Tenant Eviction Process - Fixed Fees Explained
Serve Tenant Notice
We serve the section 8 notice & section 21 notice on your tenant for breach of tenancy agreement, as the first step of our tenant eviction services. This is when most tenants realise how serious you are, and in most cases it's the only jolt they need.
Court Proceedings & Hearing
To evict a bad tenant, we issue court proceedings against your tenant, arrange the court date, arrange all your legal papers and go before the judge to obtain a possession order for regaining property. This fee also includes a Court Issue Fee.
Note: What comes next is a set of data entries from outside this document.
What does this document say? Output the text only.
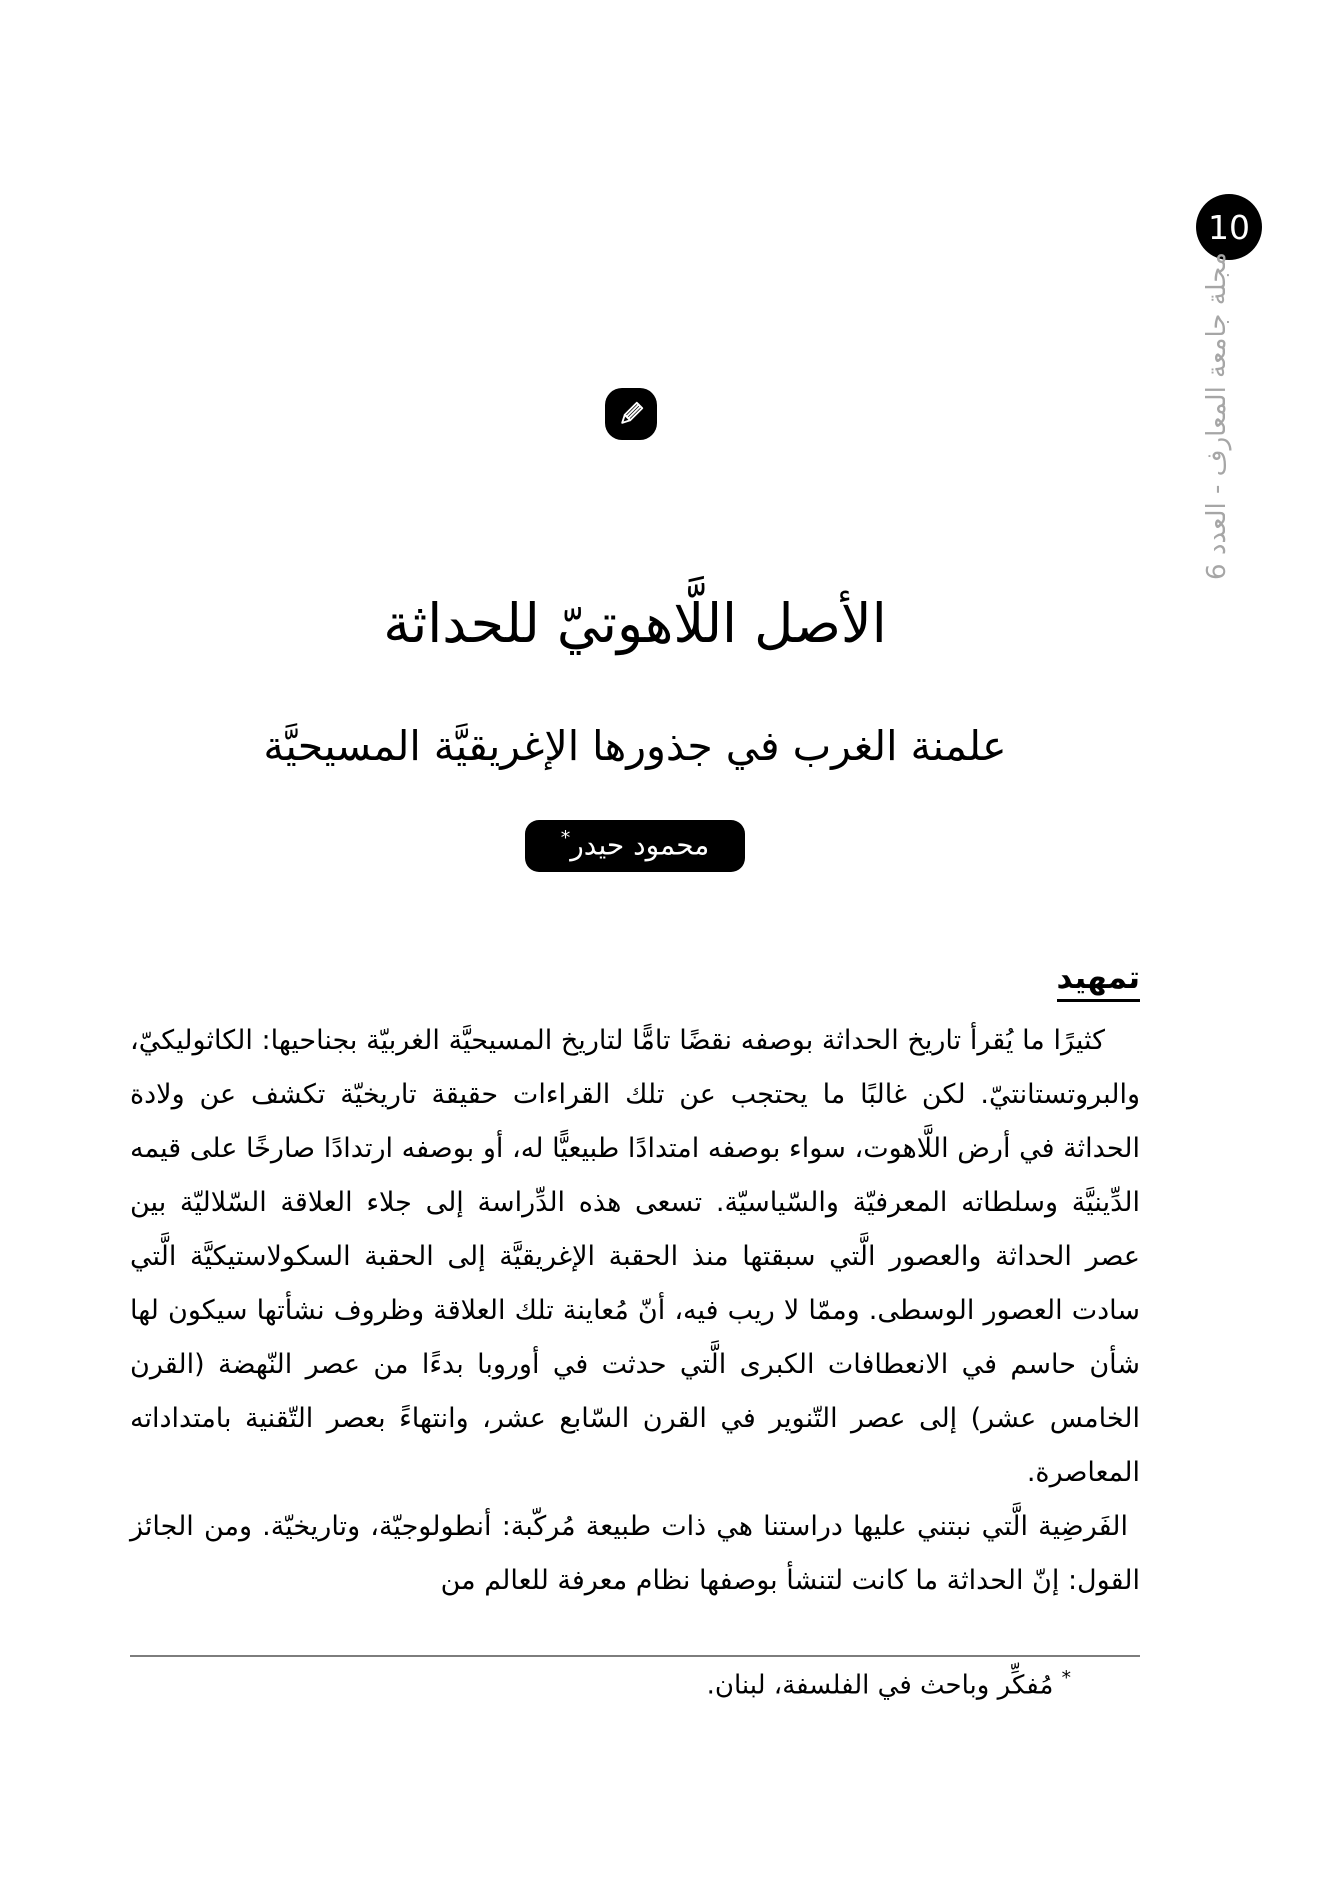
10
مجلة جامعة المعارف - العدد 6
الأصل اللَّاهوتيّ للحداثة
علمنة الغرب في جذورها الإغريقيَّة المسيحيَّة
محمود حيدر*
تمهيد

كثيرًا ما يُقرأ تاريخ الحداثة بوصفه نقضًا تامًّا لتاريخ المسيحيَّة الغربيّة بجناحيها: الكاثوليكيّ، والبروتستانتيّ. لكن غالبًا ما يحتجب عن تلك القراءات حقيقة تاريخيّة تكشف عن ولادة الحداثة في أرض اللَّاهوت، سواء بوصفه امتدادًا طبيعيًّا له، أو بوصفه ارتدادًا صارخًا على قيمه الدِّينيَّة وسلطاته المعرفيّة والسّياسيّة. تسعى هذه الدِّراسة إلى جلاء العلاقة السّلاليّة بين عصر الحداثة والعصور الَّتي سبقتها منذ الحقبة الإغريقيَّة إلى الحقبة السكولاستيكيَّة الَّتي سادت العصور الوسطى. وممّا لا ريب فيه، أنّ مُعاينة تلك العلاقة وظروف نشأتها سيكون لها شأن حاسم في الانعطافات الكبرى الَّتي حدثت في أوروبا بدءًا من عصر النّهضة (القرن الخامس عشر) إلى عصر التّنوير في القرن السّابع عشر، وانتهاءً بعصر التّقنية بامتداداته المعاصرة.

الفَرضِية الَّتي نبتني عليها دراستنا هي ذات طبيعة مُركّبة: أنطولوجيّة، وتاريخيّة. ومن الجائز القول: إنّ الحداثة ما كانت لتنشأ بوصفها نظام معرفة للعالم من

* مُفكِّر وباحث في الفلسفة، لبنان.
Instruct Certificated Bailiffs
Very few nuisance tenants will remain in a property after the court has ordered the tenant to leave and the bailiff date is instructed. We arrange for the court bailiffs to remove your tenant, and you get your property back.
Fixed Fees Explained
Our fees are fixed due to one, the amount of evictions we do therefore we can justify a cost effective service. Secondly with regards to Eviction Step Two, most cases are not defended by the tenant, thus reducing the amount of time utilised in court by our solicitors.
However, there are some cases where by the judge may adjourn the court hearing or the tenant puts in a strong defence. As I am sure you can appreciate, if this does happen, which is rare we will continue to move forward with this case on your behalf at an agreed fee.
This fee will be much lower for you rather than opting to use your own solicitor, on the other hand if you would like to continue with your own solicitor we would hand over all case information to you at no charge.
Hopefully this will not happen, but we as Legal 4 Landlords cannot guarantee it.